Entre-temps, afin d’éviter de se retrouver dans un nouveau bourbier, Ottawa a en outre modifié la Loi sur la Cour suprême par le biais de son dernier projet de loi mammouth, le C-4, l’automne dernier. La solution : deux amendements prévoyant que les juges du Québec puissent être choisis parmi les avocats qui ont « autrefois » été inscrits au Barreau pendant au moins dix ans. Un ajout qui permettra désormais sans embûche une nomination comme celle de M. Nadon, qui a été membre du Barreau du Québec, mais qui travaillait plus récemment à la Cour fédérale et non plus en droit civil.

 

À cela, Québec rétorque que le grand frère fédéral n’avait pas le droit de changer seul les règles du jeu. Il aurait fallu obtenir l’aval de la majorité des provinces.

 

Les amendements du C-4 ont « pour effet de modifier indirectement le texte » de loi et « de façon importante les exigences quant à la composition de la Cour, pour les juges provenant du Québec », plaide le gouvernement péquiste dans son mémoire. Or, la Loi constitutionnelle de 1982 stipule qu’il faut l’accord des deux Chambres du Parlement et de toutes les provinces pour modifier, notamment, « la composition de la Cour suprême du Canada », ce qui inclut le nombre de juges et leurs qualifications, estime Québec. « On ne peut pas, par le biais de la technique de la loi déclaratoire, contourner les procédures de modification de la Constitution. »

 

Ottawa réplique cependant, dans son propre dossier déposé en novembre, que les critères de nomination à la Cour ne figurent pas dans la Loi constitutionnelle de 1982. Et les juristes de Stephen Harper se réfèrent plutôt à la Loi constitutionnelle de 1867, laquelle conférait « au Parlement le pouvoir législatif exclusif d’adopter des mesures à l’effet “de créer, de maintenir et d’organiser une cour générale d’appel” », un pouvoir qui n’a jamais été limité, plaide Ottawa. Qui plus est, les changements apportés cet automne visent simplement « à préciser les conditions qui ont été appliquées » dans le passé, défend le fédéral.

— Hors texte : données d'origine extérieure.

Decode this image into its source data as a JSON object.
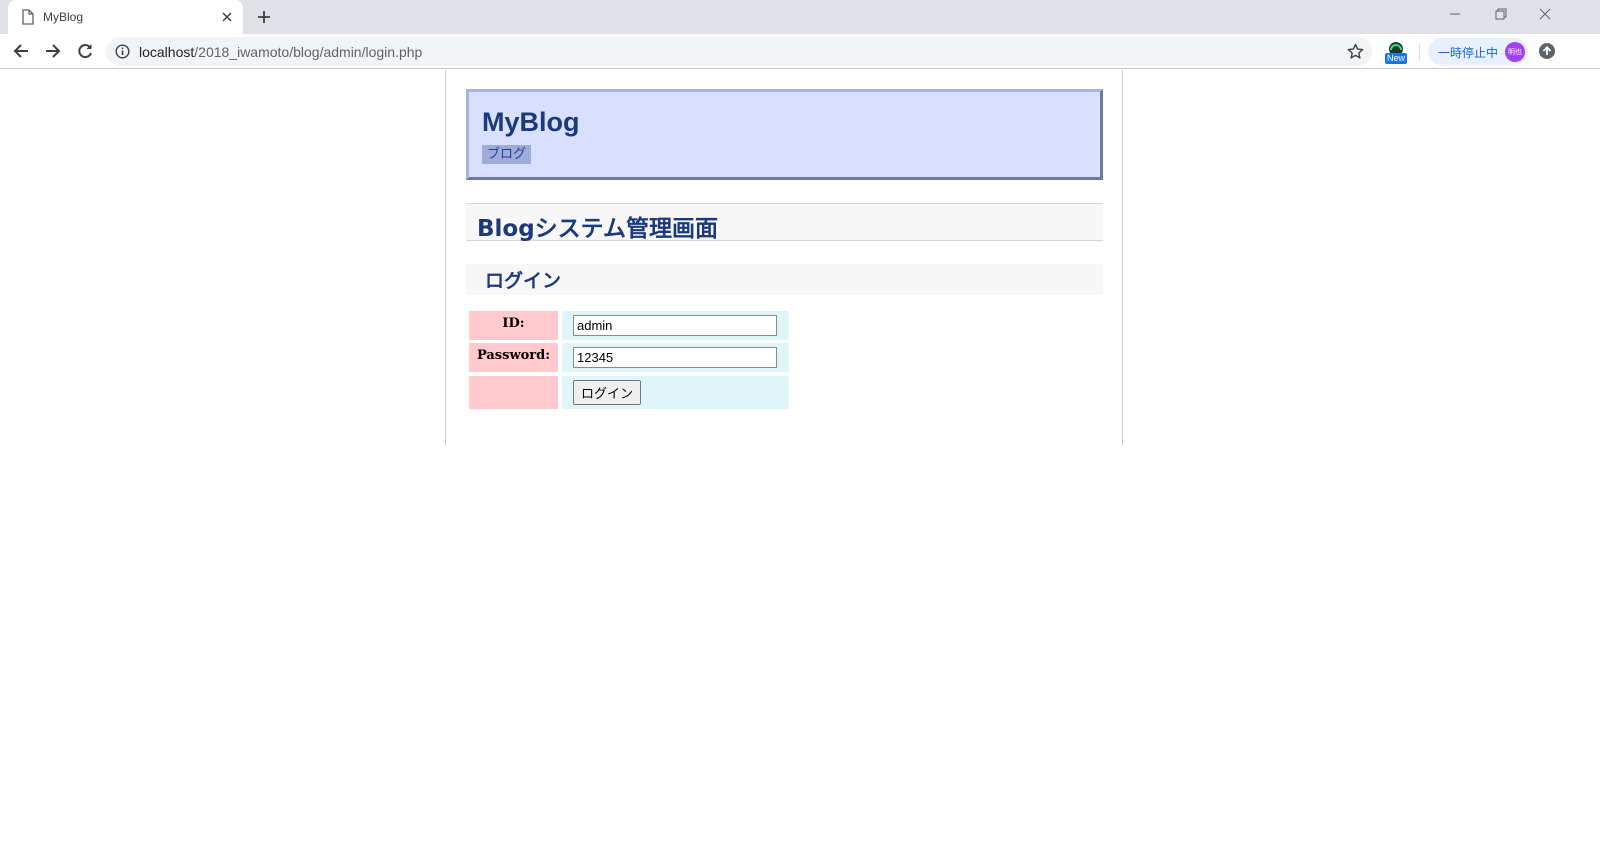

Un droit particulier au Québec

 

Or, la place réservée à trois magistrats québécois l’a été pour assurer « une représentation du particularisme juridique » de la province et « garantir la présence de juges issus du régime civiliste propre au Québec », répond le gouvernement québécois. Selon lui, il est clair que l’intention du législateur était « que le candidat choisi ait des liens étroits, contemporains et tangibles avec la communauté juridique du Québec. […] C’est la contemporanéité du lien avec le milieu juridique québécois qui est l’exigence requise, et non strictement la connaissance du droit civil. »

 

Puisque la Loi sur la Cour suprême stipule que les candidats soient choisis « parmi » les juges de la Cour supérieure ou d’appel ou les avocats inscrits au Barreau, « l’emploi de ces mots et du temps présent […] implique nécessairement un élément de contemporanéité », note le camp québécois.

 

Ottawa estime de son côté que le terme « “parmi” […] ne sous-entend pas nécessairement une connotation temporelle », d’autant plus que « le simple fait d’être membre du Barreau ne garantit pas une familiarité contemporaine ou une expertise en droit civil ».

 

Les deux parties doivent venir plaider leur cause devant la Cour suprême le 15 janvier.

23 commentaires
  • Gilles Théberge - Abonné 7 janvier 2014 00 h 31

    So watt?

    À quoi ça sert d'essayer de négocier avec ce palier, quand on sait que ça suinte la mauvaise foi?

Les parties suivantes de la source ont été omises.